If there is anything that our government officials are good at, it is their uncanny ability to remain in power and enjoy the perks of their office while abdicating themselves of the responsibility to which they have been sworn into. This is the picture we have been getting lately from our congressional leaders and heads of prosecutorial agencies in the wake of the controversy on the blacklisting of local contractors by the World Bank (WB). Don't get me wrong, this is not the first time that our government officials have acted this way, but of late it has become increasingly clear how far they have gone in betraying the trust of their office.

First, congressmen have cleared the blacklisted contractors in haste by saying there is no evidence that would substantiate WB's allegations that these contractors have engaged in the nefarious enterprise of rigging the bidding for a national road project. In an article by the Philippine Center for Investigative Journalism (PCIJ), it revealed that most of the members of House of Representatives's Public Works Committee, that held hearings on this blacklisting issue, are engaged in the construction business themselves.

Wouldn't it be more appropriate for these congressmen to have left the exoneration of the contractors to our investigative agencies, like the Department of Justice or the Ombudsman? A congressional committee investigates not to determine guilt or innocence, but to determine the effectiveness of existing laws or how a particular issue could impact legislation.

Second, when it became the turn of senators to conduct hearings on the matter they turned the tables on WB by lambasting it for not sending any representative or additional information about allegations of involvement of top personalities like First Gentleman Mike Arroyo and even the president herself. The Ombudsman Merceditas Gutierrez - the government's top prosecutor tasked to investigate corruption in the government - even had the temerity to complain that the WB supplied her only with a short report about the bid rigging; that she did not receive the detailed and bulky report that Sen. Ping Lacson has.

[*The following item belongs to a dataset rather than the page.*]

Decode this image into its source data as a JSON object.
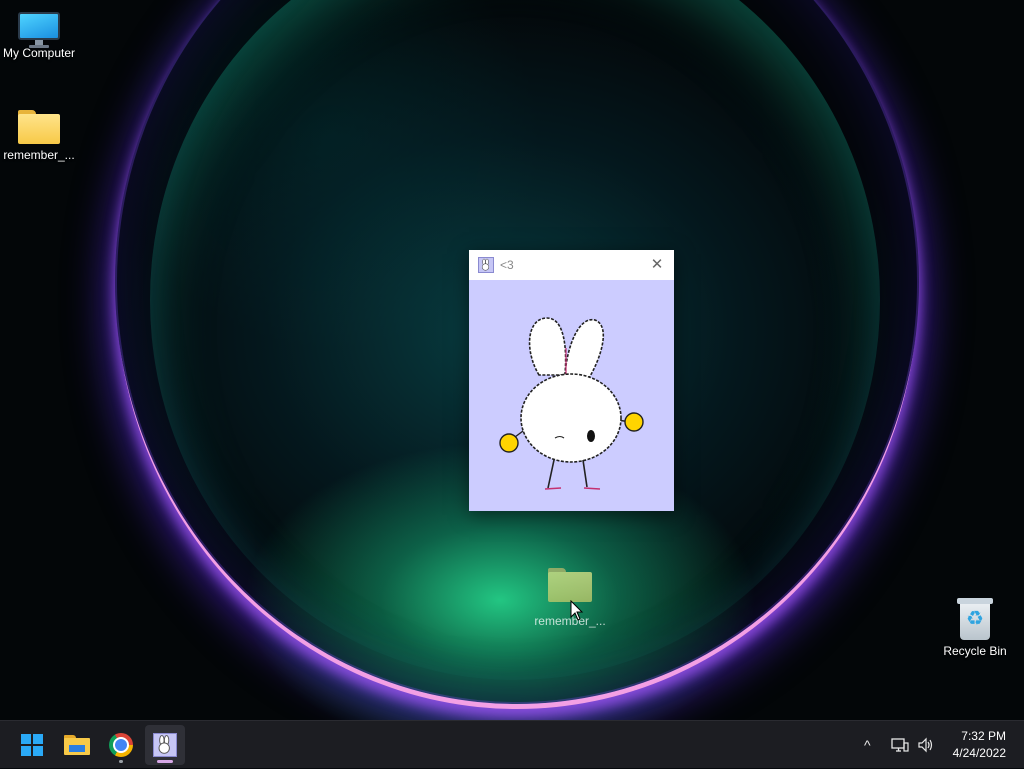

Evidently our government officials have conveniently abdicated the functions of their office by refusing to act on a report by an international and independent body like the WB about corruption in the government. Let it be made clear that the WB does not have any political motive in implicating high government officials. It has nothing to gain by it, pecuniarily or politically.

By pointing to the WB's failure to cooperate in the investigation in not appearing before the Senate and not providing more detailed information, it seems it is now suddenly the responsibility of the WB to investigate and prosecute corrupt officials. More than any one else, it should be our government officials who must zealously pursue investigation of this bid rigging scandal and go to the doorsteps of the WB, if need be, to gather more information and not the other way around. We should be thankful rather than cynical of the WB report because it is to our best interest that we weed out corruption in the government, unless of course our government officials are engaged in a disturbing pattern of covering up official wrongdoing at the highest level, which is somehow not much of a surprise anymore with controversies after controversies about corruption at the highest level plaguing our government.